According to RBR research, other major markets that saw impressive growth in the number of IAD ATMs include Poland — where smaller banks have sold their ATM fleets to IADs — and Germany, where several banks are reducing both their branch networks and ATM estates.
Tight regulations have historically limited IAD activity — particularly in Asia-Pacific — and IADs are still prohibited in some countries, including Russia.
Nevertheless, banking authorities in developing markets such as India and Argentina see IAD ATMs as part of a wider strategy to facilitate access to financial services.
The largest proportion of nonbank ATMs is in Canada, where they account for 65 percent of all terminals. Israel, Australia, the U.K. and the U.S. are above 50 percent, as well.
In North America, the removal of off-premises bank ATMs and the sale or outsourcing of sections of banks' off-premises ATM fleets will provide further opportunities for IAD expansion, according to the RBR report.
The research found that bilateral and multilateral sharing agreements between deployers are increasingly prevalent.

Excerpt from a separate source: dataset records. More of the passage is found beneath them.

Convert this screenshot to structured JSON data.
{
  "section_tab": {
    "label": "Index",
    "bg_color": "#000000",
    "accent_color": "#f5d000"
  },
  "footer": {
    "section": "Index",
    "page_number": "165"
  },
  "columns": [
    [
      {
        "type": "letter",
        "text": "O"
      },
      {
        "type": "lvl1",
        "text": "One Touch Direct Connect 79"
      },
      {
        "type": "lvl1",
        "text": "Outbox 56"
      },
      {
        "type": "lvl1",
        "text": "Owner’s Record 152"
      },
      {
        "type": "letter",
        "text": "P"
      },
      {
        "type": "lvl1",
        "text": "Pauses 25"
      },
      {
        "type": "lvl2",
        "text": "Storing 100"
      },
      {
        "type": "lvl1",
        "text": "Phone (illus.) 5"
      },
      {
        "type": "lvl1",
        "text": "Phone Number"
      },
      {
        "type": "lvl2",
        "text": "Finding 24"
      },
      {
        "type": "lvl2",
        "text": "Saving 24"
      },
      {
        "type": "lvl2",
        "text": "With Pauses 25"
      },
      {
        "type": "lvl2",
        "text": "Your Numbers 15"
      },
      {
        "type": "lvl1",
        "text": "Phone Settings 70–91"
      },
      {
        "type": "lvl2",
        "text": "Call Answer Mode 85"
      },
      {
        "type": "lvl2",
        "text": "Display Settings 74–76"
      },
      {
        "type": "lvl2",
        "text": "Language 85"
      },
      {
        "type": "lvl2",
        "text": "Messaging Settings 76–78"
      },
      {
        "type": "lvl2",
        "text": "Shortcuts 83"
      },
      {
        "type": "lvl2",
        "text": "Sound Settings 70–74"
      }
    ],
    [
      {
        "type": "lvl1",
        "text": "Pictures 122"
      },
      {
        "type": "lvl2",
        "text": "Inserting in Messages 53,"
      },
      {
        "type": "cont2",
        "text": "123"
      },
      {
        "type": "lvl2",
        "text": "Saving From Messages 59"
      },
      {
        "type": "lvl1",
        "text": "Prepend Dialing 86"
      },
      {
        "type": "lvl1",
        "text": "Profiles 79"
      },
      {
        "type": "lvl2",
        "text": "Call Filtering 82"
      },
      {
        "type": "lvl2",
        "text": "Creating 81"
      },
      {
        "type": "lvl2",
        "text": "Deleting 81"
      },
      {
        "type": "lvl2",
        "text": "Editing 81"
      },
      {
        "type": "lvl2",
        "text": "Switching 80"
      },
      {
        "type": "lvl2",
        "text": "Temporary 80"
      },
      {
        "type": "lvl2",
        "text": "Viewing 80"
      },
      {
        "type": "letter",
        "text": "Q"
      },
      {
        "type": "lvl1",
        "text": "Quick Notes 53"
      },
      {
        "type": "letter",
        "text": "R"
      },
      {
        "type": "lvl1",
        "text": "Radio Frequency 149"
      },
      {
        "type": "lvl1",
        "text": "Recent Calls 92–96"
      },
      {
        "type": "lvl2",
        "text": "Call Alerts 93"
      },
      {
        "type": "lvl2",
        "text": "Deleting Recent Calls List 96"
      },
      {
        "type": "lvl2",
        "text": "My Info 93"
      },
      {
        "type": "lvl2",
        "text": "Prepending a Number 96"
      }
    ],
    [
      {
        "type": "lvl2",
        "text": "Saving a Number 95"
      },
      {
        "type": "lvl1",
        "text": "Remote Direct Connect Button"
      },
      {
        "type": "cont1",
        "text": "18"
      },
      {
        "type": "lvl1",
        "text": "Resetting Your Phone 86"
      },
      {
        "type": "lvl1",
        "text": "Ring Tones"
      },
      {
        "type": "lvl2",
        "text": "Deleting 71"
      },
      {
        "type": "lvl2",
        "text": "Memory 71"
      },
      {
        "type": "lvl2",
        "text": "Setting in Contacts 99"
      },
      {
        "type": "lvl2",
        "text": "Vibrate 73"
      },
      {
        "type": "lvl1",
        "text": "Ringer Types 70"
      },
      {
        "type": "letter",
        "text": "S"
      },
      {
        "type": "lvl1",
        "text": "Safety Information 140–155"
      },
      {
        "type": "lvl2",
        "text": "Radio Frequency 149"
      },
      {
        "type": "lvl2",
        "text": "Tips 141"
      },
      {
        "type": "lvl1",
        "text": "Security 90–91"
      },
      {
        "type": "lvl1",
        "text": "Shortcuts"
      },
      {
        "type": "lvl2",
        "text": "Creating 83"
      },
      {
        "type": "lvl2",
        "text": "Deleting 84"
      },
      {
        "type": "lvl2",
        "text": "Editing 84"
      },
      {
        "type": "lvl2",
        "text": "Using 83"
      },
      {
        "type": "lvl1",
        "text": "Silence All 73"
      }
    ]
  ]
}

Banks in countries such as Spain and Mexico are offering their customers the same transaction rates at other banks' ATMs as at their own. This improves efficiency by reducing their need to invest in expanding their own ATM fleets.
In Russia, participation in ATM sharing agreements has been driven by falling ATM interchange rates, as reduced profitability means that banks have less incentive to expand their own estates.
Banks sometimes cut costs by cooperating to offer shared off-site ATMs. In Brazil, for example, TecBan operates 20,000 nonbranch ATMs in partnership with six major banks.
In markets where customer demand for cash withdrawals has declined significantly, ATM pooling may be the preferred option. In Finland, banks do not deploy ATMs directly; instead, Automatia (jointly owned by a number of banks) operates the majority of the country's ATMs.
Sweden has moved in the same direction, with three-quarters of bank ATMs shared through a Bankomat ATM pooling arrangement. Banks in the Netherlands plan to pool their ATMs, as well.
"Many markets across the globe have seen increases in IAD deployment, sharing agreements and ATM pooling," Rowan Berridge, who led the RBR research, said in the release. "We expect these trends to be sustained, as banks focus on enhancing the cost efficiency of ATM services."